Inherit the Hot Air

This morning’s edition of The Post and Courier features clashing “conservative” columns by Senator Mike Fair and assistant editor Frank Wooten on natural selection’s being taught in public schools.   David Brooks versus Paul Krugman this ain’t.   Think, rather, The Emperor of Lilliput debating Bottom the Weaver.

Since Mr. Wooten’s column is a response to Senator Fair’s, I’ll begin with his, which poses some syntactical challenges for the reader .

He begins by announcing his world view is Christian and he has “that perspective on issues when it applies.” He complains that some who perpetrate subtle attacks “on some issues promoted by Christians” like evolution ignore the Christian bias in other issues, for example, legislation Fair has promoted to help “inmates, women, children, etc” — as if Christianity held a patent on human kindness, as if compassion could not manifest from other religions or mere humanism. By the way, in my travels I have run across ragged beggar children, but I’ve never thought to myself, “Hey, I’m not a Christian, so I’m not going to give that grimy by-product of a random series of accidents and mutations any of my tourist dollars.”
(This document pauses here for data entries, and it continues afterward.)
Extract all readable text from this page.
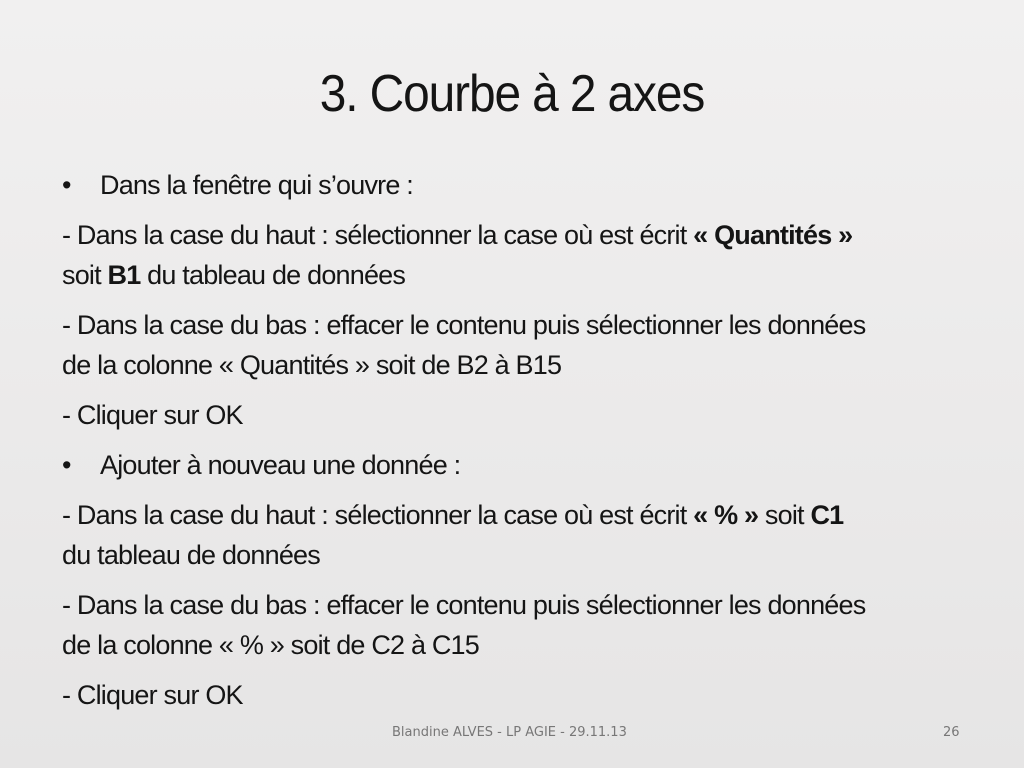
3. Courbe à 2 axes
• Dans la fenêtre qui s’ouvre :
- Dans la case du haut : sélectionner la case où est écrit « Quantités »
soit B1 du tableau de données
- Dans la case du bas : effacer le contenu puis sélectionner les données
de la colonne « Quantités » soit de B2 à B15
- Cliquer sur OK
• Ajouter à nouveau une donnée :
- Dans la case du haut : sélectionner la case où est écrit « % » soit C1
du tableau de données
- Dans la case du bas : effacer le contenu puis sélectionner les données
de la colonne « % » soit de C2 à C15
- Cliquer sur OK
Blandine ALVES - LP AGIE - 29.11.13	26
Fair then goes on to claim that “the courts have placed a stranglehold on the search for truth in science.” What in the hell does this mean? Are anti-evolutionary scientists being arrested, convicted, and imprisoned Galileo-like so they can’t continue their quest to prove evolution fallacious? He then goes on to write, “The ‘truth’ must conform to Darwinism, or it is not allowed. I don’t suppose it matters what your eyes see or your mind tells you.”

What he means by that last sentence I can only guess. Do his eyes see a cloud floating above, and does his mind tell him there’s a white bearded, golden robed masculine God sitting on a throne up on that cloud who created our solar system in 6 days 6,000 years ago?

Then Fair careens off on a tangent and argues that “Noah, Webster, a Founding Father (Webster, by the way, spent the Revolution as an undergraduate at Yale), was considered the Father of Education” (ah, the obscuring cloak of the passive voice), and Founding Father Webster declared, “The Christian New Testament is the Moral Law for the United States,” which certainly should be news to the Navaho, Cherokee, and Sioux tribes.

This rhetorical path leads Fair to the Supreme Court, which in essence has embraced “atheism, a religious belief,” to be “allowed to be a factor in driving Darwinism in public schools.” So, a religion, after all, is driving public policy, and that religion is atheism.

He then writes

The Big Bang Theory confirming the truth of a beginner, judged to be a conclusion or debate that is not allowed; many facts are excluded from science and astronomy because of their non-atheistic implications that point directly to intelligence.

I have no idea what he means by the string of phrases masquerading as a sentence that begins the quote, but I wish he’d offered an example or two of scientific facts that have been banned from textbooks because those facts “point directly to intelligence.”

He asks rhetorically, “Why should a young person care about character if he is just a random conglomeration of particles” and ends with “we are all here for a purpose, and random causes do not fit with the facts.”

From the film version of "Inherit the Hot Air starring from left to right Frank Wooten, Sen. Mike Fair, and Wesley Moore

From the film version of “Inherit the Hot Air” starring from left to right Frank Wooten, Sen. Mike Fair, and Wesley Moore

Mr. Wooten begs to disagree with Senator Fair. He wonders if these “South Carolina folks who still see perceive evolution as a threat to Christianity” have seen Inherit the Wind.”

My guess is probably not, but if they had, they no doubt would identify with William Jennings Bryan, not Clarence Darrow.

Although Wooten blithely ignores some of the problems evolution poses for Christianity, he makes a credible case for the separation of religious belief and scientific education.

He fears that op-ed pieces like Fair’s that reject “basic science” undermine “true conservatives who fairly object to anti-American slants in textbooks,” slanted stuff that mentions the massacre at Wounded Knee and questions the detonation of atomic bombs on civilian populations, acts that suggest that maybe the Christian New Testament is not the Moral Law for the United States after all.